Multimodal imaging of Ewing sarcoma in a preclinical model demonstrates the advantage of immunoPET

Objectives Localized Ewing sarcoma has an excellent 5-year event-free survival, but patients with metastatic disease have a poor prognosis. Current imaging methods provide high resolution anatomic data but lack sensitivity and specificity. In this preclinical study, we compared the detection of metastatic Ewing sarcoma using immunoPET with MRI and [¹⁸F]FDG-PET.

Methods Luciferase-transfected TC32 Ewing sarcoma cells were injected into NOD scid gamma mice via the tail vein and monitored for growth by bioluminescence imaging until development of 2-3 mm liver metastases at 4 weeks. Mice were then injected with a ⁸⁹Zr-labeled anti-CD99 antibody and imaged from 16 to 144 h post-injection (p.i.). Prior to immunoPET, the mice were imaged with MRI and [¹⁸F]FDG-PET. At 144 h p.i., the animals were sacrificed and accumulation of the ⁸⁹Zr-labeled antibody in metastases and surrounding liver was measured using autoradiography.

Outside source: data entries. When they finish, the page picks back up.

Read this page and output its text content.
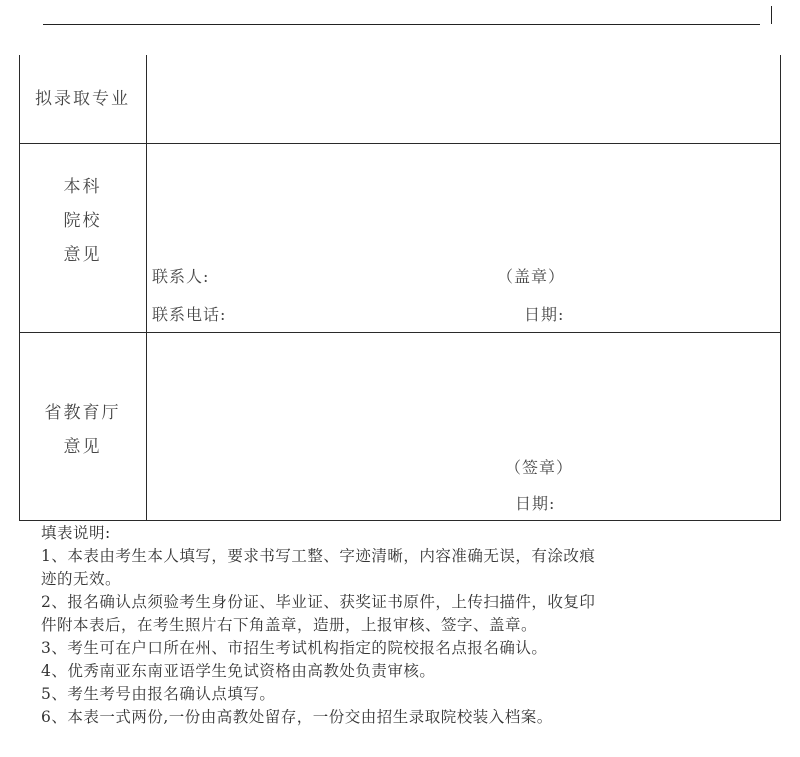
拟录取专业
本科
院校
意见
联系人:	（盖章）
联系电话:	日期:
省教育厅
意见
（签章）
日期:
填表说明:
1、本表由考生本人填写，要求书写工整、字迹清晰，内容准确无误，有涂改痕
迹的无效。
2、报名确认点须验考生身份证、毕业证、获奖证书原件，上传扫描件，收复印
件附本表后，在考生照片右下角盖章，造册，上报审核、签字、盖章。
3、考生可在户口所在州、市招生考试机构指定的院校报名点报名确认。
4、优秀南亚东南亚语学生免试资格由高教处负责审核。
5、考生考号由报名确认点填写。
6、本表一式两份,一份由高教处留存，一份交由招生录取院校装入档案。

Results Liver metastases were detected by immunoPET from 16 h to 144 h p.i., with the maximum tumor-to-background ratio observed at 72 h p.i. (SUVmax = 12.5 for tumor and 4 for local normal tissues). Liver metastases of 2-3mm diameter were identified on MR images guided by immunoPET data, but were not detected using [¹⁸F]FDG. Autoradiographic data indicated a ratio of ⁸⁹Zr-Ab uptake between metastases and surrounding liver of 13:1.

Conclusions Our ⁸⁹Zr-labeled anti-CD99 Ab probe out-performed [¹⁸F]FDG and MRI in the detection of Ewing sarcoma liver micrometastases, improving on our work with the ⁶⁴Cu-anti-CD99 probe with enhanced tumor-to-background ratios at later time points. The more sensitive and specific detection and monitoring of micrometastatic disease may have tremendous implications for the clinical care of patients with metastatic Ewing sarcoma.